As far as Gloria could tell, Stahl had never been willing to speak to reporters. That alone had made her suspicious of him. He was an expert in the false politeness that cops used to ensure not that they would never give offense, but that they could never be accused of it. He was also sure of what he could do to get a press reporter, photographer, or television newsperson out of his way when he was leading a client somewhere. When she was doing her research about him she had seen it on unaired video. Some large male reporters tended to use their size and weight to keep a celebrity or a suspect blocked where he was for questions or pictures. Dick Stahl was not someone who made that easy. He simply kept going, never quite stopping, his hand on the client’s upper arm, always smiling.
She had watched footage of Stahl taking a client out past David Wainscott from Channel Seven a couple of years ago. David was very big and intimidating, and he had planted himself in the only path through a crowd, the space between a car and the curb. Stahl came along smiling and saying: “Excuse us please. Excuse us. Thank you. Thank you very much.” At the last moment, David Wainscott seemed to realize he had put himself in a position that should have been effective, but also made him very vulnerable, and Stahl wasn’t reacting the way Wainscott had expected. He wasn’t stopping.
There was nowhere for Wainscott to sidestep or even turn his body, because his feet were too long to let him pivot in the narrow space. He was going back or he was going down. The camera showed Wainscott wince in pain as Stahl stepped on his instep, and then David staggering backward and bumping into the reporters behind him, stepping on their feet and then falling backward onto two of them. Stahl never stopped, simply kept up his progress, stepped past Wainscott and around the car, put the client into the backseat, and slid in beside her. The door slammed and the car pulled ahead and picked up speed. A careful slow-motion examination of the footage showed nothing actionable. Stahl hadn’t hit, pushed, threatened, or even stopped smiling.
Her distaste for him five years ago wasn’t hatred. She just filed him in the back of her mind as one of the cops and former cops who knew how to avoid letting his client be trapped and forced to respond to uncomfortable questions. She made sure there was never any mention of his name on her airtime to give him free publicity, and went on.

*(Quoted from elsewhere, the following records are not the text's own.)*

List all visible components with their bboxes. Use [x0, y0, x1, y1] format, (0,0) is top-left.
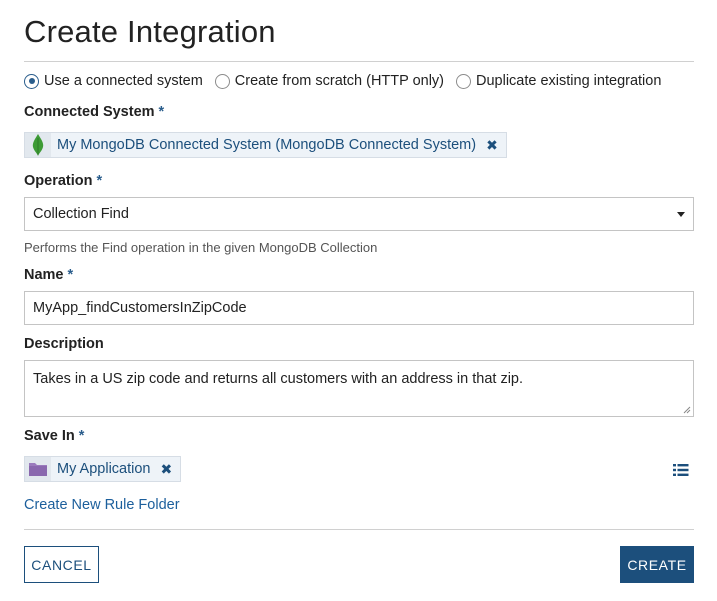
- title-divider: [24, 61, 694, 62]
- operation-label: Operation *: [24, 173, 102, 189]
- required-marker: *: [96, 173, 103, 189]
- save-in-label-text: Save In: [24, 428, 75, 444]
- radio-button-selected[interactable]: [24, 73, 39, 89]
- folder-icon: [25, 457, 51, 481]
- create-button[interactable]: CREATE: [620, 546, 694, 583]
- required-marker: *: [78, 428, 85, 444]
- source-radio-group: Use a connected system Create from scrat…: [24, 73, 673, 89]
- operation-help-text: Performs the Find operation in the given…: [24, 240, 378, 255]
- resize-handle-icon[interactable]: [683, 406, 691, 414]
- radio-button[interactable]: [456, 73, 472, 89]
- radio-label: Duplicate existing integration: [476, 73, 662, 89]
- list-icon[interactable]: [673, 463, 689, 477]
- radio-duplicate-existing[interactable]: Duplicate existing integration: [456, 73, 661, 89]
- remove-connected-system-icon[interactable]: ✖: [486, 137, 498, 154]
- save-in-chip[interactable]: My Application ✖: [24, 456, 182, 482]
- connected-system-value: My MongoDB Connected System (MongoDB Con…: [57, 137, 477, 153]
- description-textarea-value: Takes in a US zip code and returns all c…: [33, 371, 524, 387]
- radio-use-connected-system[interactable]: Use a connected system: [24, 73, 203, 89]
- connected-system-chip[interactable]: My MongoDB Connected System (MongoDB Con…: [24, 132, 507, 158]
- operation-label-text: Operation: [24, 173, 93, 189]
- name-input-value: MyApp_findCustomersInZipCode: [33, 300, 247, 316]
- save-in-value: My Application: [57, 461, 151, 477]
- save-in-label: Save In *: [24, 428, 84, 444]
- required-marker: *: [67, 267, 74, 283]
- caret-down-icon: [677, 212, 685, 217]
- radio-create-from-scratch[interactable]: Create from scratch (HTTP only): [214, 73, 445, 89]
- dialog-title: Create Integration: [24, 14, 276, 49]
- operation-select-value: Collection Find: [33, 206, 129, 222]
- name-label: Name *: [24, 267, 73, 283]
- required-marker: *: [158, 104, 165, 120]
- connected-system-label-text: Connected System: [24, 104, 155, 120]
- radio-button[interactable]: [214, 73, 230, 89]
- name-label-text: Name: [24, 267, 64, 283]
- connected-system-label: Connected System *: [24, 104, 164, 120]
- operation-select[interactable]: Collection Find: [24, 197, 694, 231]
- name-input[interactable]: MyApp_findCustomersInZipCode: [24, 291, 694, 325]
- radio-label: Create from scratch (HTTP only): [234, 73, 445, 89]
- radio-label: Use a connected system: [44, 73, 203, 89]
- description-label: Description: [24, 336, 104, 352]
- remove-save-in-icon[interactable]: ✖: [161, 461, 173, 478]
- description-label-text: Description: [24, 336, 104, 352]
- cancel-button[interactable]: CANCEL: [24, 546, 99, 583]
- create-new-rule-folder-link[interactable]: Create New Rule Folder: [24, 497, 180, 513]
- mongodb-leaf-icon: [25, 133, 51, 157]
- description-textarea[interactable]: Takes in a US zip code and returns all c…: [24, 360, 694, 417]
- footer-divider: [24, 529, 694, 530]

As soon as Stahl had returned to her attention two months ago with his odd history and insider connections she began to keep track of him. She wasn’t after him. And as he helped rebuild the Bomb Squad and began to take apart bombs that she was assured would have killed anyone else, Channel Ten had to give him the adulation everyone else was giving him. But she kept watching and listening.

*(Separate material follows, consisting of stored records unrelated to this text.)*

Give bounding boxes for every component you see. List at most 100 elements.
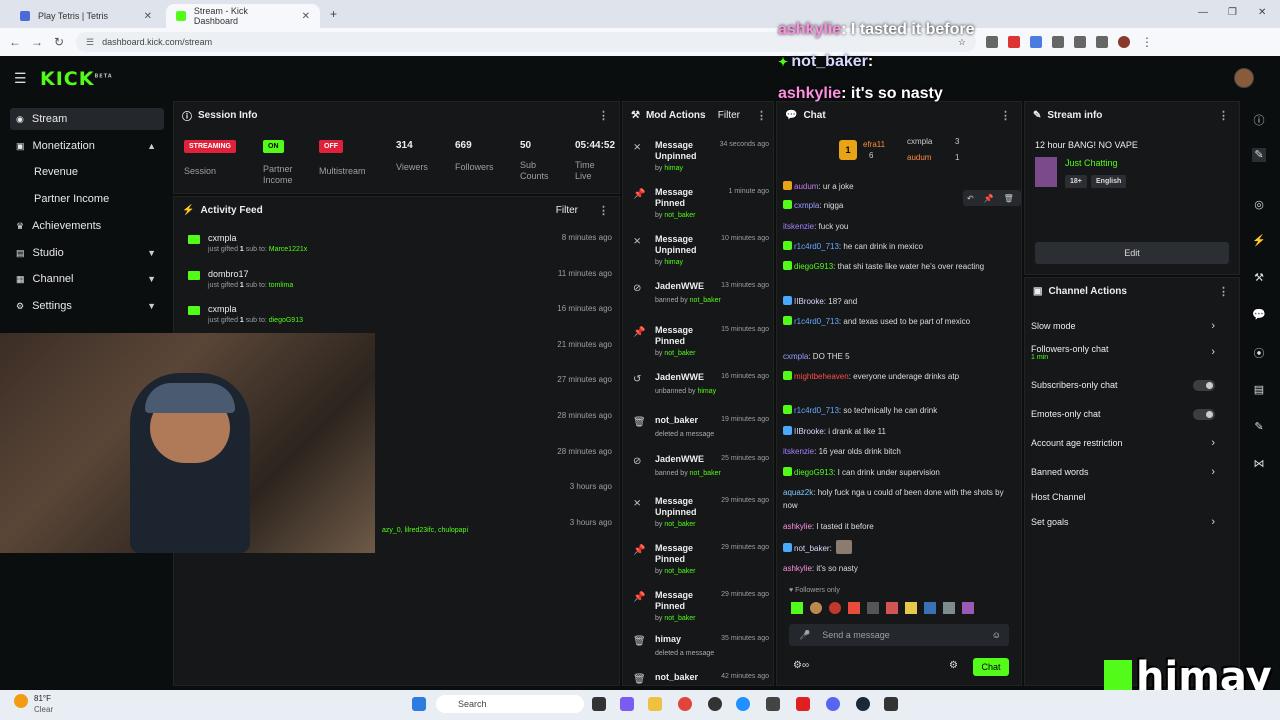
chat-bubble-icon[interactable]: 💬 — [1252, 308, 1266, 322]
wrench-icon[interactable]: ✎ — [1252, 420, 1266, 434]
windows-start-icon[interactable] — [412, 697, 426, 711]
share-icon[interactable]: ⋈ — [1252, 457, 1266, 471]
browser-menu-icon[interactable]: ⋮ — [1136, 35, 1158, 49]
channel-action-slow-mode[interactable]: Slow mode › — [1025, 314, 1215, 338]
channel-action-account-age-restriction[interactable]: Account age restriction › — [1025, 431, 1215, 455]
feed-username[interactable]: dombro17 — [208, 269, 249, 279]
chat-username[interactable]: ashkylie — [783, 564, 812, 573]
media-icon[interactable] — [1096, 36, 1108, 48]
toggle-switch[interactable] — [1193, 408, 1215, 420]
more-options-icon[interactable]: ⋮ — [756, 109, 767, 122]
channel-action-emotes-only-chat[interactable]: Emotes-only chat — [1025, 402, 1215, 426]
sidebar-item-achievements[interactable]: ♛ Achievements — [10, 215, 164, 237]
chat-username[interactable]: r1c4rd0_713 — [794, 242, 839, 251]
chat-username[interactable]: itskenzie — [783, 447, 814, 456]
close-icon[interactable]: ✕ — [144, 11, 152, 22]
feed-username[interactable]: cxmpla — [208, 233, 237, 243]
emote-icon[interactable] — [905, 602, 917, 614]
chat-username[interactable]: IIBrooke — [794, 297, 824, 306]
bolt-icon[interactable]: ⚡ — [1252, 234, 1266, 248]
send-message-input[interactable]: 🎤 Send a message ☺ — [789, 624, 1009, 646]
extensions-puzzle-icon[interactable] — [1052, 36, 1064, 48]
chat-username[interactable]: itskenzie — [783, 222, 814, 231]
emote-icon[interactable] — [924, 602, 936, 614]
camera-icon[interactable]: ◎ — [1252, 198, 1266, 212]
edge-icon[interactable] — [736, 697, 750, 711]
steam-icon[interactable] — [856, 697, 870, 711]
new-tab-icon[interactable]: + — [330, 7, 337, 21]
chat-username[interactable]: ashkylie — [783, 522, 812, 531]
more-options-icon[interactable]: ⋮ — [598, 204, 609, 217]
hamburger-menu-icon[interactable]: ☰ — [14, 70, 27, 87]
more-options-icon[interactable]: ⋮ — [1218, 109, 1229, 122]
chat-username[interactable]: diegoG913 — [794, 262, 833, 271]
microphone-icon[interactable]: 🎤 — [799, 630, 810, 641]
chat-username[interactable]: cxmpla — [794, 201, 819, 210]
gifter-name[interactable]: cxmpla — [907, 137, 932, 146]
chat-username[interactable]: aquaz2k — [783, 488, 813, 497]
emote-icon[interactable] — [886, 602, 898, 614]
emote-icon[interactable] — [867, 602, 879, 614]
user-avatar[interactable] — [1234, 68, 1254, 88]
more-options-icon[interactable]: ⋮ — [1000, 109, 1011, 122]
emote-icon[interactable] — [810, 602, 822, 614]
close-window-icon[interactable]: ✕ — [1258, 7, 1266, 18]
chat-username[interactable]: r1c4rd0_713 — [794, 317, 839, 326]
maximize-icon[interactable]: ❐ — [1228, 7, 1237, 18]
chrome-icon[interactable] — [678, 697, 692, 711]
sidebar-item-channel[interactable]: ▦ Channel ▼ — [10, 268, 164, 290]
minimize-icon[interactable]: — — [1198, 7, 1208, 18]
emoji-icon[interactable]: ☺ — [992, 630, 1001, 640]
filter-button[interactable]: Filter — [556, 205, 578, 216]
sidebar-icon[interactable] — [1074, 36, 1086, 48]
discord-icon[interactable] — [826, 697, 840, 711]
kick-logo[interactable]: KICKBETA — [40, 68, 113, 90]
task-view-icon[interactable] — [592, 697, 606, 711]
emote-icon[interactable] — [943, 602, 955, 614]
chat-username[interactable]: IIBrooke — [794, 427, 824, 436]
pencil-icon[interactable]: ✎ — [1252, 148, 1266, 162]
forward-icon[interactable]: → — [26, 35, 48, 49]
feed-username[interactable]: cxmpla — [208, 304, 237, 314]
chat-tools-icon[interactable]: ⚙∞ — [793, 660, 809, 671]
emote-icon[interactable] — [848, 602, 860, 614]
sidebar-item-settings[interactable]: ⚙ Settings ▼ — [10, 295, 164, 317]
category-link[interactable]: Just Chatting — [1065, 158, 1118, 168]
chat-username[interactable]: not_baker — [794, 544, 830, 553]
toggle-switch[interactable] — [1193, 379, 1215, 391]
store-icon[interactable] — [766, 697, 780, 711]
chat-username[interactable]: r1c4rd0_713 — [794, 406, 839, 415]
broadcast-icon[interactable]: ⦿ — [1252, 345, 1266, 360]
profile-avatar[interactable] — [1118, 36, 1130, 48]
obs-icon[interactable] — [708, 697, 722, 711]
file-explorer-icon[interactable] — [648, 697, 662, 711]
site-info-icon[interactable]: ☰ — [86, 37, 94, 48]
tab-kick-dashboard[interactable]: Stream - Kick Dashboard ✕ — [166, 4, 320, 28]
taskbar-search[interactable]: Search — [436, 695, 584, 713]
chat-username[interactable]: diegoG913 — [794, 468, 833, 477]
edit-stream-info-button[interactable]: Edit — [1035, 242, 1229, 264]
channel-action-banned-words[interactable]: Banned words › — [1025, 460, 1215, 484]
more-options-icon[interactable]: ⋮ — [598, 109, 609, 122]
layout-icon[interactable]: ▤ — [1252, 383, 1266, 397]
close-icon[interactable]: ✕ — [302, 11, 310, 22]
app-icon[interactable] — [884, 697, 898, 711]
sidebar-item-stream[interactable]: ◉ Stream — [10, 108, 164, 130]
chat-username[interactable]: mightbeheaven — [794, 372, 849, 381]
more-options-icon[interactable]: ⋮ — [1218, 285, 1229, 298]
gifter-name[interactable]: audum — [907, 153, 931, 162]
channel-action-subscribers-only-chat[interactable]: Subscribers-only chat — [1025, 373, 1215, 397]
tab-tetris[interactable]: Play Tetris | Tetris ✕ — [10, 4, 162, 28]
filter-button[interactable]: Filter — [718, 110, 740, 121]
sidebar-item-partner-income[interactable]: Partner Income — [34, 193, 109, 205]
hammer-icon[interactable]: ⚒ — [1252, 271, 1266, 285]
chat-username[interactable]: audum — [794, 182, 818, 191]
chat-username[interactable]: cxmpla — [783, 352, 808, 361]
sidebar-item-studio[interactable]: ▤ Studio ▼ — [10, 242, 164, 264]
emote-icon[interactable] — [962, 602, 974, 614]
channel-action-host-channel[interactable]: Host Channel — [1025, 485, 1215, 509]
reload-icon[interactable]: ↻ — [48, 35, 70, 49]
channel-action-followers-only-chat[interactable]: Followers-only chat 1 min › — [1025, 340, 1215, 364]
back-icon[interactable]: ← — [4, 35, 26, 49]
youtube-icon[interactable] — [796, 697, 810, 711]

And when she realized what the rest of the story was, what he had been hiding, the information clarified everything for her. She had seen this kind of thing before. God, had she seen it.

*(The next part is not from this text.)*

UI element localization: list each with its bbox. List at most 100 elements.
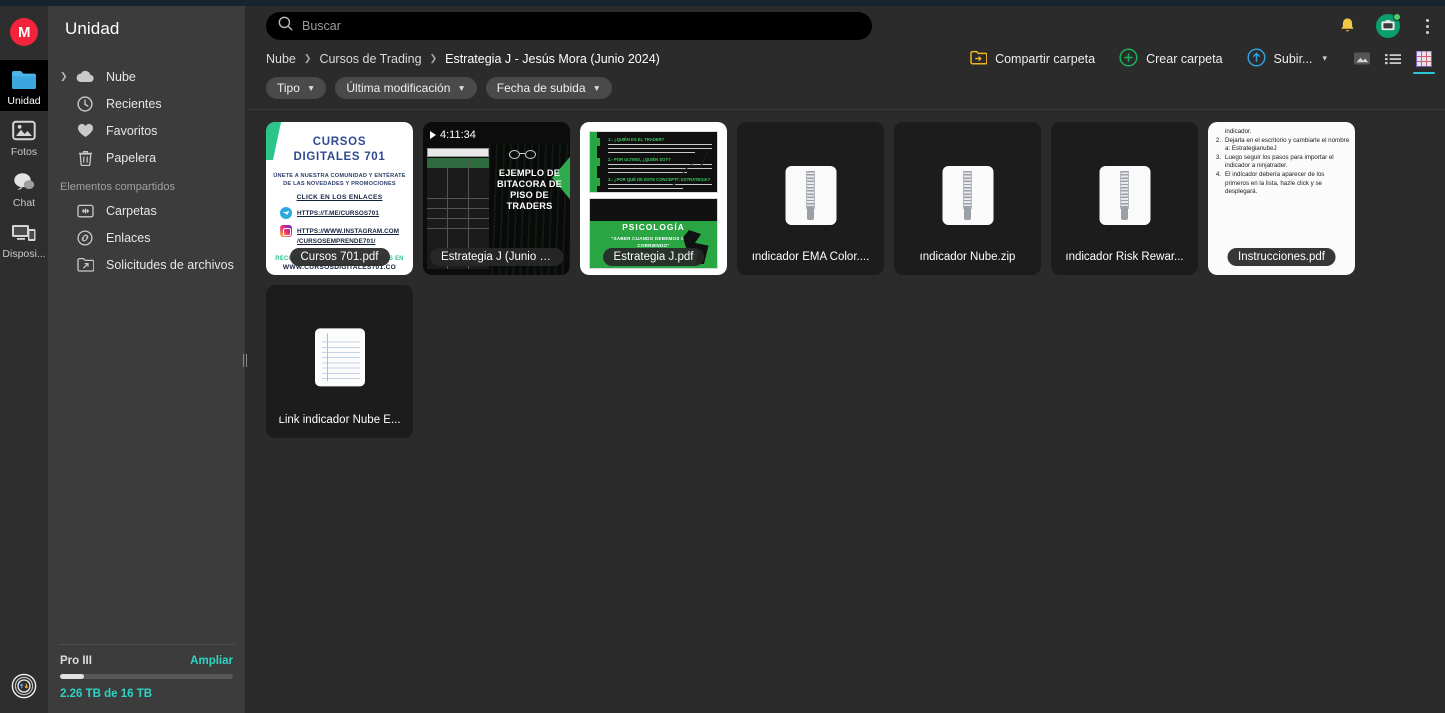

This was just like what had happened in her first job after college. The news director at Charlotte was a handsome man about forty years old named James, who had once been a reporter at the network. When he hired her, things had seemed just fine. He worked with the reporters as a team leader. He occasionally took the evening news staff out before the show. After a while, sometimes it was after the show. But inevitably, there came a time when there were only four of them, and then one at a time, the others left. After a couple of drinks, he said he wanted her to date him. She had begun to walk the tightrope — not rejecting him outright, but not agreeing. She said she was too busy, and then she was too tired, and then she had plans. He never gave up, never missed a chance.